The day on which Sergey Ivanovitch came to Pokrovskoe was one of
Levin's most painful days. It was the very busiest working time,
when all the peasantry show an extraordinary intensity of
self-sacrifice in labor, such as is never shown in any other
conditions of life, and would be highly esteemed if the men who
showed these qualities themselves thought highly of them, and if
it were not repeated every year, and if the results of this
intense labor were not so simple.
To reap and bind the rye and oats and to carry it, to mow the
meadows, turn over the fallows, thrash the seed and sow the
winter corn--all this seems so simple and ordinary; but to
succeed in getting through it all everyone in the village, from
the old man to the young child, must toil incessantly for three
or four weeks, three times as hard as usual, living on rye-beer,
onions, and black bread, thrashing and carrying the sheaves at
night, and not giving more than two or three hours in the
twenty-four to sleep. And every year this is done all over
Russia.
Having lived the greater part of his life in the country and in
the closest relations with the peasants, Levin always felt in
this busy time that he was infected by this general quickening of
energy in the people.
In the early morning he rode over to the first sowing of the rye,
and to the oats, which were being carried to the stacks, and
returning home at the time his wife and sister-in-law were
getting up, he drank coffee with them and walked to the farm,
where a new thrashing machine was to be set working to get ready
the seed-corn.
He was standing in the cool granary, still fragrant with the
leaves of the hazel branches interlaced on the freshly peeled
aspen beams of the new thatch roof. He gazed through the open
door in which the dry bitter dust of the thrashing whirled and
played, at the grass of the thrashing floor in the sunlight and
the fresh straw that had been brought in from the barn, then at
the speckly-headed, white-breasted swallows that flew chirping in
under the roof and, fluttering their wings, settled in the
crevices of the doorway, then at the peasants bustling in the
dark, dusty barn, and he thought strange thoughts.
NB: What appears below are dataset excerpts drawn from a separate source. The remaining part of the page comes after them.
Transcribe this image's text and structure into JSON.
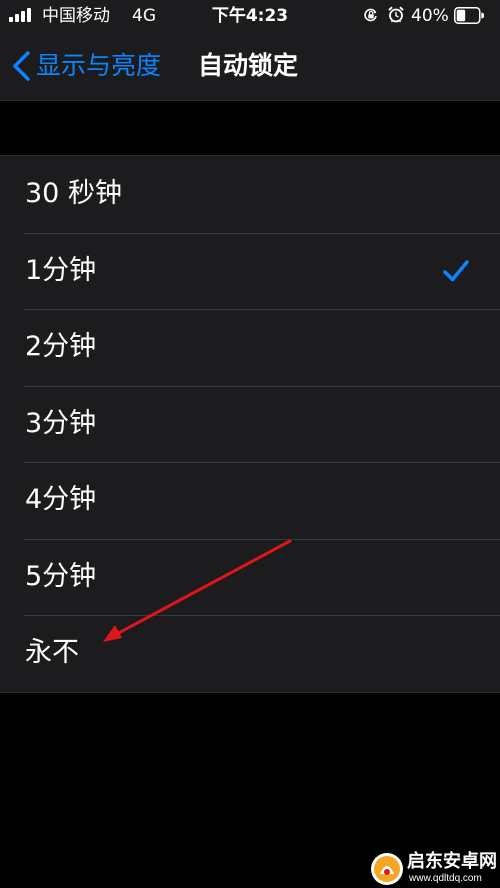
{
  "status_bar": {
    "carrier": "中国移动",
    "network": "4G",
    "time": "下午4:23",
    "battery_percent": "40%",
    "battery_level": 0.4,
    "icons": [
      "signal-icon",
      "orientation-lock-icon",
      "alarm-icon",
      "battery-icon"
    ]
  },
  "nav": {
    "back_label": "显示与亮度",
    "title": "自动锁定"
  },
  "options": [
    {
      "label": "30 秒钟",
      "selected": false
    },
    {
      "label": "1分钟",
      "selected": true
    },
    {
      "label": "2分钟",
      "selected": false
    },
    {
      "label": "3分钟",
      "selected": false
    },
    {
      "label": "4分钟",
      "selected": false
    },
    {
      "label": "5分钟",
      "selected": false
    },
    {
      "label": "永不",
      "selected": false
    }
  ],
  "colors": {
    "accent": "#0a84ff",
    "background": "#000000",
    "cell": "#1c1c1e",
    "annotation": "#e0141b"
  },
  "watermark": {
    "name": "启东安卓网",
    "url": "www.qdltdq.com"
  }
}
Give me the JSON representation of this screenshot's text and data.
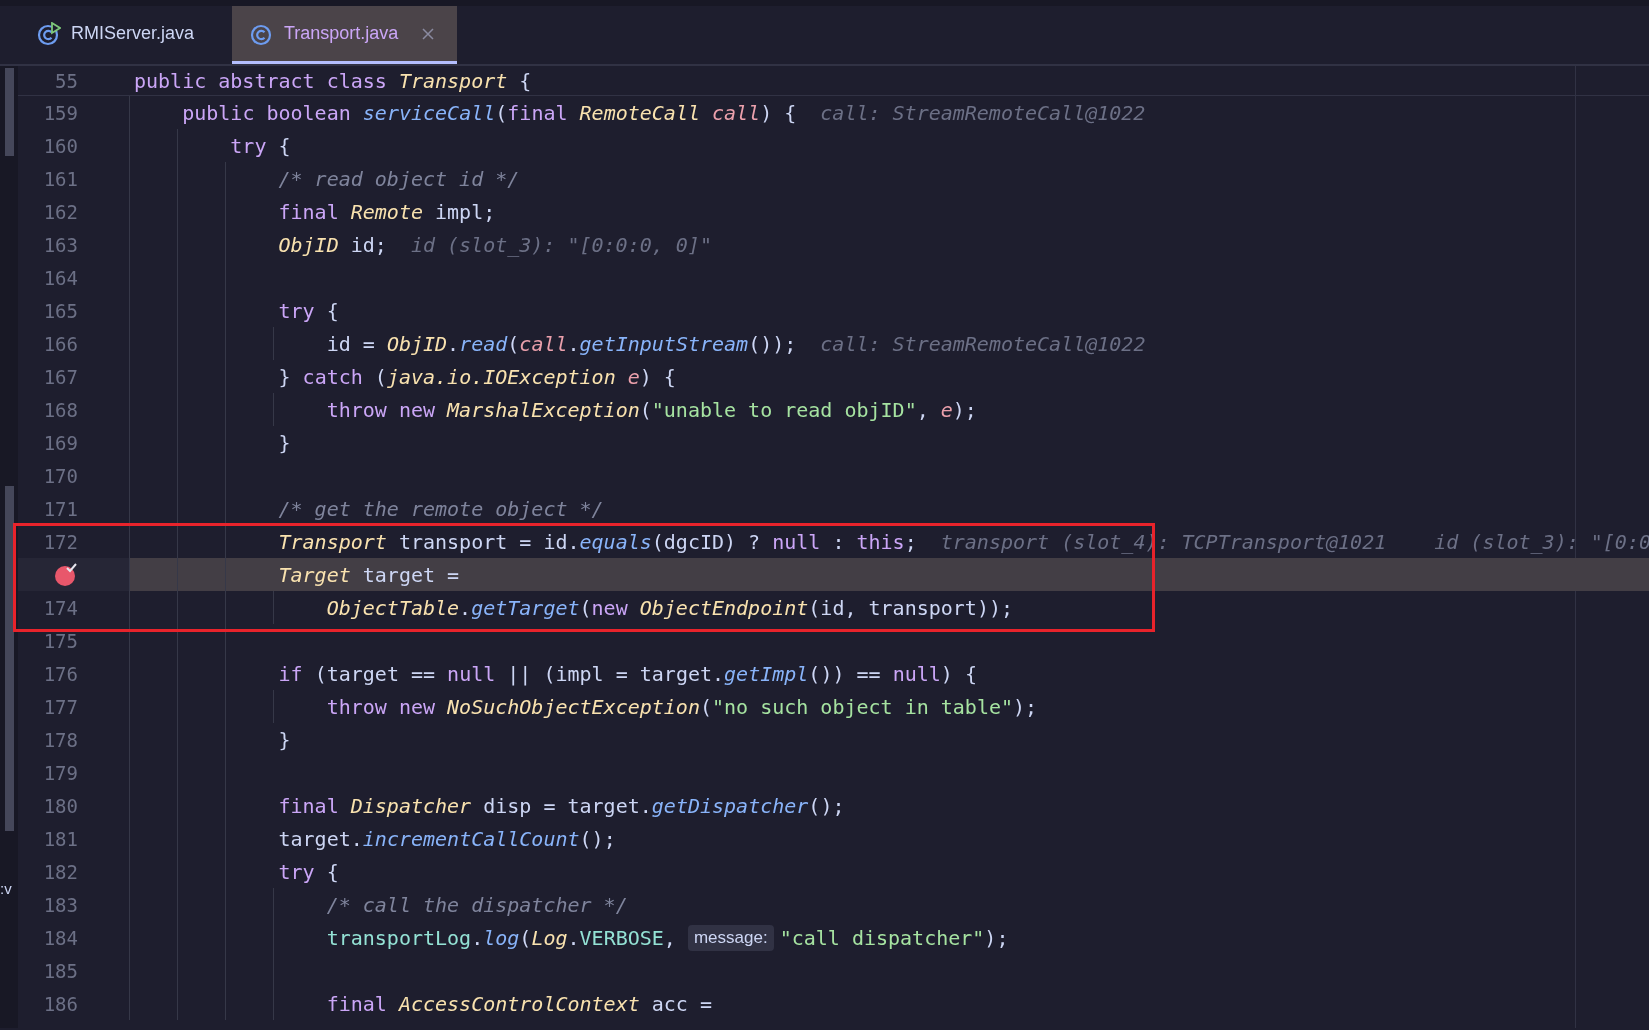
{
  "tabs": [
    {
      "label": "RMIServer.java",
      "selected": false,
      "runnable": true
    },
    {
      "label": "Transport.java",
      "selected": true,
      "runnable": false
    }
  ],
  "side_fragment": ":v",
  "sticky_line": {
    "number": "55",
    "tokens": [
      {
        "kind": "kw",
        "t": "public abstract class "
      },
      {
        "kind": "type",
        "t": "Transport"
      },
      {
        "kind": "plain",
        "t": " {"
      }
    ]
  },
  "lines": [
    {
      "number": "159",
      "breakpoint": false,
      "current": false,
      "boxed": false,
      "tokens": [
        {
          "kind": "kw",
          "t": "    public boolean "
        },
        {
          "kind": "method",
          "t": "serviceCall"
        },
        {
          "kind": "plain",
          "t": "("
        },
        {
          "kind": "kw",
          "t": "final "
        },
        {
          "kind": "type",
          "t": "RemoteCall "
        },
        {
          "kind": "param",
          "t": "call"
        },
        {
          "kind": "plain",
          "t": ") {"
        }
      ],
      "hints": [
        "call: StreamRemoteCall@1022"
      ]
    },
    {
      "number": "160",
      "breakpoint": false,
      "current": false,
      "boxed": false,
      "tokens": [
        {
          "kind": "kw",
          "t": "        try"
        },
        {
          "kind": "plain",
          "t": " {"
        }
      ]
    },
    {
      "number": "161",
      "breakpoint": false,
      "current": false,
      "boxed": false,
      "tokens": [
        {
          "kind": "comment",
          "t": "            /* read object id */"
        }
      ]
    },
    {
      "number": "162",
      "breakpoint": false,
      "current": false,
      "boxed": false,
      "tokens": [
        {
          "kind": "kw",
          "t": "            final "
        },
        {
          "kind": "type",
          "t": "Remote"
        },
        {
          "kind": "plain",
          "t": " impl;"
        }
      ]
    },
    {
      "number": "163",
      "breakpoint": false,
      "current": false,
      "boxed": false,
      "tokens": [
        {
          "kind": "type",
          "t": "            ObjID"
        },
        {
          "kind": "plain",
          "t": " id;"
        }
      ],
      "hints": [
        "id (slot_3): \"[0:0:0, 0]\""
      ]
    },
    {
      "number": "164",
      "breakpoint": false,
      "current": false,
      "boxed": false
    },
    {
      "number": "165",
      "breakpoint": false,
      "current": false,
      "boxed": false,
      "tokens": [
        {
          "kind": "kw",
          "t": "            try"
        },
        {
          "kind": "plain",
          "t": " {"
        }
      ]
    },
    {
      "number": "166",
      "breakpoint": false,
      "current": false,
      "boxed": false,
      "tokens": [
        {
          "kind": "plain",
          "t": "                id = "
        },
        {
          "kind": "type",
          "t": "ObjID"
        },
        {
          "kind": "plain",
          "t": "."
        },
        {
          "kind": "method",
          "t": "read"
        },
        {
          "kind": "plain",
          "t": "("
        },
        {
          "kind": "param",
          "t": "call"
        },
        {
          "kind": "plain",
          "t": "."
        },
        {
          "kind": "method",
          "t": "getInputStream"
        },
        {
          "kind": "plain",
          "t": "());"
        }
      ],
      "hints": [
        "call: StreamRemoteCall@1022"
      ]
    },
    {
      "number": "167",
      "breakpoint": false,
      "current": false,
      "boxed": false,
      "tokens": [
        {
          "kind": "plain",
          "t": "            } "
        },
        {
          "kind": "kw",
          "t": "catch"
        },
        {
          "kind": "plain",
          "t": " ("
        },
        {
          "kind": "type",
          "t": "java.io.IOException "
        },
        {
          "kind": "param",
          "t": "e"
        },
        {
          "kind": "plain",
          "t": ") {"
        }
      ]
    },
    {
      "number": "168",
      "breakpoint": false,
      "current": false,
      "boxed": false,
      "tokens": [
        {
          "kind": "kw",
          "t": "                throw new "
        },
        {
          "kind": "type",
          "t": "MarshalException"
        },
        {
          "kind": "plain",
          "t": "("
        },
        {
          "kind": "string",
          "t": "\"unable to read objID\""
        },
        {
          "kind": "plain",
          "t": ", "
        },
        {
          "kind": "param",
          "t": "e"
        },
        {
          "kind": "plain",
          "t": ");"
        }
      ]
    },
    {
      "number": "169",
      "breakpoint": false,
      "current": false,
      "boxed": false,
      "tokens": [
        {
          "kind": "plain",
          "t": "            }"
        }
      ]
    },
    {
      "number": "170",
      "breakpoint": false,
      "current": false,
      "boxed": false
    },
    {
      "number": "171",
      "breakpoint": false,
      "current": false,
      "boxed": false,
      "tokens": [
        {
          "kind": "comment",
          "t": "            /* get the remote object */"
        }
      ]
    },
    {
      "number": "172",
      "breakpoint": false,
      "current": false,
      "boxed": true,
      "tokens": [
        {
          "kind": "type",
          "t": "            Transport"
        },
        {
          "kind": "plain",
          "t": " transport = id."
        },
        {
          "kind": "method",
          "t": "equals"
        },
        {
          "kind": "plain",
          "t": "(dgcID) ? "
        },
        {
          "kind": "kw",
          "t": "null"
        },
        {
          "kind": "plain",
          "t": " : "
        },
        {
          "kind": "kw",
          "t": "this"
        },
        {
          "kind": "plain",
          "t": ";"
        }
      ],
      "hints": [
        "transport (slot_4): TCPTransport@1021",
        "id (slot_3): \"[0:0"
      ]
    },
    {
      "breakpoint": true,
      "current": true,
      "boxed": true,
      "tokens": [
        {
          "kind": "type",
          "t": "            Target"
        },
        {
          "kind": "plain",
          "t": " target ="
        }
      ]
    },
    {
      "number": "174",
      "breakpoint": false,
      "current": false,
      "boxed": true,
      "tokens": [
        {
          "kind": "type",
          "t": "                ObjectTable"
        },
        {
          "kind": "plain",
          "t": "."
        },
        {
          "kind": "method",
          "t": "getTarget"
        },
        {
          "kind": "plain",
          "t": "("
        },
        {
          "kind": "kw",
          "t": "new "
        },
        {
          "kind": "type",
          "t": "ObjectEndpoint"
        },
        {
          "kind": "plain",
          "t": "(id, transport));"
        }
      ]
    },
    {
      "number": "175",
      "breakpoint": false,
      "current": false,
      "boxed": false
    },
    {
      "number": "176",
      "breakpoint": false,
      "current": false,
      "boxed": false,
      "tokens": [
        {
          "kind": "kw",
          "t": "            if"
        },
        {
          "kind": "plain",
          "t": " (target == "
        },
        {
          "kind": "kw",
          "t": "null"
        },
        {
          "kind": "plain",
          "t": " || (impl = target."
        },
        {
          "kind": "method",
          "t": "getImpl"
        },
        {
          "kind": "plain",
          "t": "()) == "
        },
        {
          "kind": "kw",
          "t": "null"
        },
        {
          "kind": "plain",
          "t": ") {"
        }
      ]
    },
    {
      "number": "177",
      "breakpoint": false,
      "current": false,
      "boxed": false,
      "tokens": [
        {
          "kind": "kw",
          "t": "                throw new "
        },
        {
          "kind": "type",
          "t": "NoSuchObjectException"
        },
        {
          "kind": "plain",
          "t": "("
        },
        {
          "kind": "string",
          "t": "\"no such object in table\""
        },
        {
          "kind": "plain",
          "t": ");"
        }
      ]
    },
    {
      "number": "178",
      "breakpoint": false,
      "current": false,
      "boxed": false,
      "tokens": [
        {
          "kind": "plain",
          "t": "            }"
        }
      ]
    },
    {
      "number": "179",
      "breakpoint": false,
      "current": false,
      "boxed": false
    },
    {
      "number": "180",
      "breakpoint": false,
      "current": false,
      "boxed": false,
      "tokens": [
        {
          "kind": "kw",
          "t": "            final "
        },
        {
          "kind": "type",
          "t": "Dispatcher"
        },
        {
          "kind": "plain",
          "t": " disp = target."
        },
        {
          "kind": "method",
          "t": "getDispatcher"
        },
        {
          "kind": "plain",
          "t": "();"
        }
      ]
    },
    {
      "number": "181",
      "breakpoint": false,
      "current": false,
      "boxed": false,
      "tokens": [
        {
          "kind": "plain",
          "t": "            target."
        },
        {
          "kind": "method",
          "t": "incrementCallCount"
        },
        {
          "kind": "plain",
          "t": "();"
        }
      ]
    },
    {
      "number": "182",
      "breakpoint": false,
      "current": false,
      "boxed": false,
      "tokens": [
        {
          "kind": "kw",
          "t": "            try"
        },
        {
          "kind": "plain",
          "t": " {"
        }
      ]
    },
    {
      "number": "183",
      "breakpoint": false,
      "current": false,
      "boxed": false,
      "tokens": [
        {
          "kind": "comment",
          "t": "                /* call the dispatcher */"
        }
      ]
    },
    {
      "number": "184",
      "breakpoint": false,
      "current": false,
      "boxed": false,
      "tokens": [
        {
          "kind": "field",
          "t": "                transportLog"
        },
        {
          "kind": "plain",
          "t": "."
        },
        {
          "kind": "method",
          "t": "log"
        },
        {
          "kind": "plain",
          "t": "("
        },
        {
          "kind": "type",
          "t": "Log"
        },
        {
          "kind": "plain",
          "t": "."
        },
        {
          "kind": "field",
          "t": "VERBOSE"
        },
        {
          "kind": "plain",
          "t": ", "
        },
        {
          "kind": "inlay",
          "t": "message:"
        },
        {
          "kind": "string",
          "t": "\"call dispatcher\""
        },
        {
          "kind": "plain",
          "t": ");"
        }
      ]
    },
    {
      "number": "185",
      "breakpoint": false,
      "current": false,
      "boxed": false
    },
    {
      "number": "186",
      "breakpoint": false,
      "current": false,
      "boxed": false,
      "tokens": [
        {
          "kind": "kw",
          "t": "                final "
        },
        {
          "kind": "type",
          "t": "AccessControlContext"
        },
        {
          "kind": "plain",
          "t": " acc ="
        }
      ]
    }
  ]
}
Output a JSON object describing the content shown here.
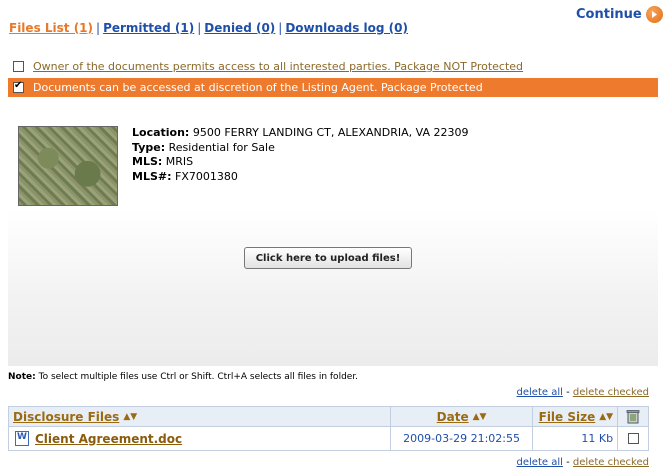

"Why is it all being done?" he thought. "Why am I standing here,
making them work? What are they all so busy for, trying to show
their zeal before me? What is that old Matrona, my old friend,
toiling for? (I doctored her, when the beam fell on her in the
fire)" he thought, looking at a thin old woman who was raking up
the grain, moving painfully with her bare, sun-blackened feet
over the uneven, rough floor. "Then she recovered, but today or
tomorrow or in ten years she won't; they'll bury her, and
nothing will be left either of her or of that smart girl in the
red jacket, who with that skillful, soft action shakes the ears
out of their husks. They'll bury her and this piebald horse, and
very soon too," he thought, gazing at the heavily moving, panting
horse that kept walking up the wheel that turned under him. "And
they will bury her and Fyodor the thrasher with his curly beard
full of chaff and his shirt torn on his white shoulders--they
will bury him. He's untying the sheaves, and giving orders, and
shouting to the women, and quickly setting straight the strap on
the moving wheel. And what's more, it's not them alone--me
they'll bury too, and nothing will be left. What for?"